Bei hörbeeinträchtigten – vor allem bei resthörigen, gehörlosen, Cochlea-Implantat-versorgten und (zumindest) auch bei hochgradig schwerhörigen – Kindern wirft der vollständige Abbau von Gebärden ethische Fragen auf. Denn wenn die Gebärden dann einmal verschwunden sind, muss mit grosser Wahrscheinlichkeit davon ausgegangen werden, dass das hörbeeinträchtigte Kind durch den Verlust der Gebärden nie einen Freiraum (bestimmte Zeiten im Alltag) hat, in dem es sich sprachlich im gleichen Umfang entfalten kann, wie das hörende Kinder unter sich tun können. Zum Beispiel ist es unwahrscheinlich, dass das hörbeeinträchtigte Kind sich in ein grösseres unstrukturiertes Gruppengespräch, in dem viele Stimmen durcheinander sprechen und Sprecherwechsel schnell erfolgen, wird integrieren können. Und es ist höchst wahrscheinlich, dass ein ständiges Ausgeschlossensein von solchen Gruppengesprächs-Entfaltungsmöglichkeiten ein schmerzliches Erlebnis ist. Mögliche Probleme, die dabei auftauchen, sind: Verlieren des Gesprächszusammenhangs, Ausgeschlossensein, Erschöpfungszustände und zu grosse emotionale Belastungen. Wenn das gebärdenkundige Kind hingegen zusätzlich zur Lautsprache einen Entfaltungsraum in der Gebärdensprache hat (z.B. eine Gebärdensprach-Spielgruppe), dann werden diese Probleme in diesem Freiraum nicht vorhanden sein. [3]
Will man nun aus solchen Gründen für das Kind trotz eines TBG-Einsatzes die Möglichkeit der Gebärdenkommunikation erhalten, kann man die Stufen 6 und 7 von TBG folgendermassen erweitern:
Spätestens wenn die Eltern und die Therapeutin/der Therapeut keine Begleitgebärden mehr verwenden, wird dem Kind eine Gebärdensprachnische (mindestens zwei Stunden pro Woche) gegeben (Stufe 6): das heisst, ein Ort, wo keine Begleitgebärden verwendet werden, sondern ausschliesslich die Gebärdensprache der Gehörlosengemeinschaft. Im lautsprachlichen Entfaltungsraum, der mit der Zeit auch immer mehr ausserfamiliäre Kontaktmöglichkeiten beinhaltet, wird durch das nicht weitere Verwenden der Begleitgebärden durch die Eltern auch die Lautsprache des Kindes immer weniger von Gebärden begleitet, so dass das Kind sich in dieser Umgebung schliesslich nur noch lautsprachlich unterhalten wird (lautsprachliche Stufe 7). Im neuen Entfaltungsraum mit ausschliesslich Gebärdensprache wird hingegen das Begleitsprechen allmählich abnehmen und der Gebärdenausdruck sich allmählich dem der Gebärdensprache anpassen (gebärdensprachliche Stufe 7). [4]

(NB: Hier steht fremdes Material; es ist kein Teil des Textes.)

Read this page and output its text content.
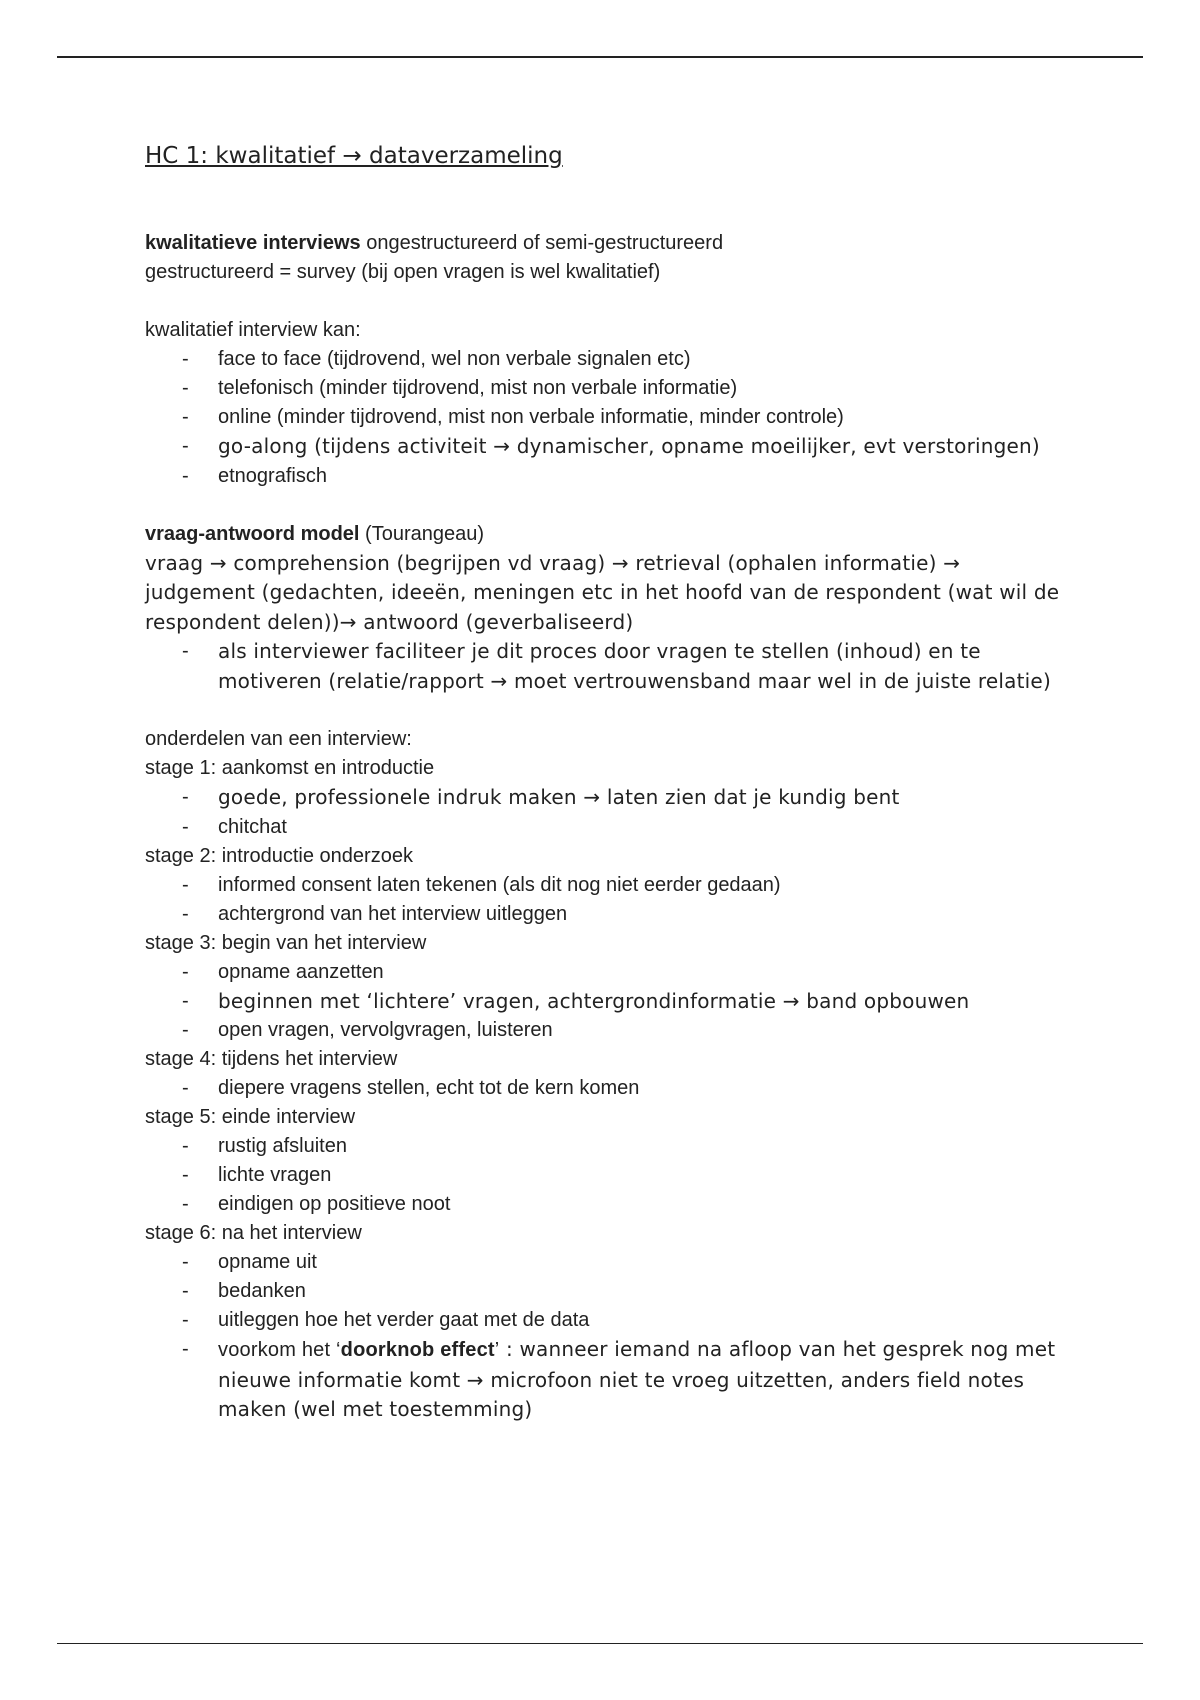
HC 1: kwalitatief → dataverzameling

kwalitatieve interviews ongestructureerd of semi-gestructureerd

gestructureerd = survey (bij open vragen is wel kwalitatief)

kwalitatief interview kan:

- face to face (tijdrovend, wel non verbale signalen etc)
- telefonisch (minder tijdrovend, mist non verbale informatie)
- online (minder tijdrovend, mist non verbale informatie, minder controle)
- go-along (tijdens activiteit → dynamischer, opname moeilijker, evt verstoringen)
- etnografisch

vraag-antwoord model (Tourangeau)

vraag → comprehension (begrijpen vd vraag) → retrieval (ophalen informatie) → judgement (gedachten, ideeën, meningen etc in het hoofd van de respondent (wat wil de respondent delen))→ antwoord (geverbaliseerd)

- als interviewer faciliteer je dit proces door vragen te stellen (inhoud) en te motiveren (relatie/rapport → moet vertrouwensband maar wel in de juiste relatie)

onderdelen van een interview:

stage 1: aankomst en introductie

- goede, professionele indruk maken → laten zien dat je kundig bent
- chitchat

stage 2: introductie onderzoek

- informed consent laten tekenen (als dit nog niet eerder gedaan)
- achtergrond van het interview uitleggen

stage 3: begin van het interview

- opname aanzetten
- beginnen met ‘lichtere’ vragen, achtergrondinformatie → band opbouwen
- open vragen, vervolgvragen, luisteren

stage 4: tijdens het interview

- diepere vragens stellen, echt tot de kern komen

stage 5: einde interview

- rustig afsluiten
- lichte vragen
- eindigen op positieve noot

stage 6: na het interview

- opname uit
- bedanken
- uitleggen hoe het verder gaat met de data
- voorkom het ‘doorknob effect’ : wanneer iemand na afloop van het gesprek nog met nieuwe informatie komt → microfoon niet te vroeg uitzetten, anders field notes maken (wel met toestemming)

[1] Die Aussage, dass die simultane Präsentation von Gebärden und Lautsprache die Lautsprache mit anregt, ist nicht unumstritten. Ich habe aber anderswo viele klinisch festgehaltene Spracherwerbsbeobachtungen aufgeführt, die diese Aussage unterstützen. Siehe Stocker, Kurt (2002). Spracherwerb beim hörgeschädigten Kind: Cochlea-Implantat, Gebärden und Frühstschriftsprache. Luzern: Edition SZH (Reihe „ISP-Universität Zürich“, Bd. 7). Siehe vor allem Teil III der Arbeit.

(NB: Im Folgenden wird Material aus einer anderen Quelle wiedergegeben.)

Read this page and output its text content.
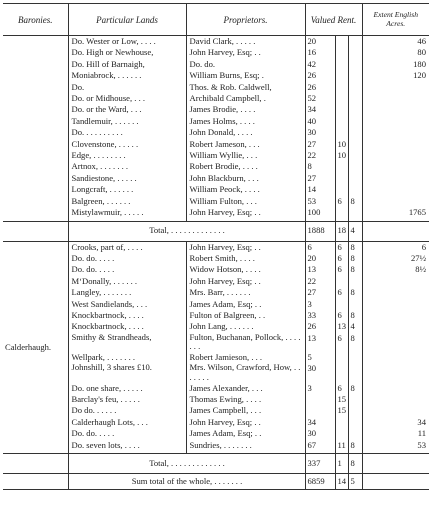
Baronies.	Particular Lands	Proprietors.	Valued Rent.			Extent English Acres.
	Do. Wester or Low, . . . .	David Clark, . . . . .	20			46
	Do. High or Newhouse,	John Harvey, Esq; . .	16			80
	Do. Hill of Barnaigh,	Do. do.	42			180
	Moniabrock, . . . . . .	William Burns, Esq; .	26			120
	Do.	Thos. & Rob. Caldwell,	26			
	Do. or Midhouse, . . .	Archibald Campbell, .	52			
	Do. or the Ward, . . .	James Brodie, . . . .	34			
	Tandlemuir, . . . . . .	James Holms, . . . .	40			
	Do. . . . . . . . . .	John Donald, . . . .	30			
	Clovenstone, . . . . .	Robert Jameson, . . .	27	10		
	Edge, . . . . . . . .	William Wyllie, . . .	22	10		
	Artnox, . . . . . . .	Robert Brodie, . . . .	8			
	Sandiestone, . . . . .	John Blackburn, . . .	27			
	Longcraft, . . . . . .	William Peock, . . . .	14			
	Balgreen, . . . . . .	William Fulton, . . .	53	6	8	
	Mistylawmuir, . . . . .	John Harvey, Esq; . .	100			1765

	Total, . . . . . . . . . . . . .		1888	18	4	
Calderhaugh.	Crooks, part of, . . . .	John Harvey, Esq; . .	6	6	8	6
	Do. do. . . . .	Robert Smith, . . . .	20	6	8	27½
	Do. do. . . . .	Widow Hotson, . . . .	13	6	8	8½
	M‘Donally, . . . . . .	John Harvey, Esq; . .	22			
	Langley, . . . . . . .	Mrs. Barr, . . . . . .	27	6	8	
	West Sandielands, . . .	James Adam, Esq; . .	3			
	Knockbartnock, . . . .	Fulton of Balgreen, . .	33	6	8	
	Knockbartnock, . . . .	John Lang, . . . . . .	26	13	4	
	Smithy & Strandheads,	Fulton, Buchanan, Pollock, . . . . . . .	13	6	8	
	Wellpark, . . . . . . .	Robert Jamieson, . . .	5			
	Johnshill, 3 shares £10.	Mrs. Wilson, Crawford, How, . . . . . . .	30			
	Do. one share, . . . . .	James Alexander, . . .	3	6	8	
	Barclay's feu, . . . . .	Thomas Ewing, . . . .		15		
	Do do. . . . . .	James Campbell, . . .		15		
	Calderhaugh Lots, . . .	John Harvey, Esq; . .	34			34
	Do. do. . . . .	James Adam, Esq; . .	30			11
	Do. seven lots, . . . .	Sundries, . . . . . . .	67	11	8	53

	Total, . . . . . . . . . . . . .		337	1	8	
	Sum total of the whole, . . . . . . .		6859	14	5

[2] Der vorübergehende Einsatz von Gebärden ist eine alte methodische Idee, die z.B. bereits im 18. Jahrhundert vertreten wurde. Dass ein solcher Einsatz aber in sieben systematischen Schritten vorgenommen wird, beruht auf neueren Erfahrungen einer japanischen ORL-Klinik (Notoya, Masako; Tedoriya, Hiromi; Suzuki, Shigetada; Furukawa, Mitsuru 1992. Development of communication strategy in children with severe hearing impairment. The Japan Journal of Logopedics and Phoniatrics 33 (3), 265–271 [japanischer Artikel mit englischem Abstract]).
[3] Genauer auf die ethische Problematik eines Gebärdenverzichts hier einzugehen, würde den Rahmen dieser Arbeit sprengen. Interessierte verweise ich auf meine unter Fussnote 1 schon erwähnte Arbeit, in der diese Thematik in Teil III ausführlich diskutiert wird.
[4] Für Näheres siehe auch meine bereits in Fussnote 1 erwähnte Arbeit (vor allem Abschnitte 8.7 und 8.8).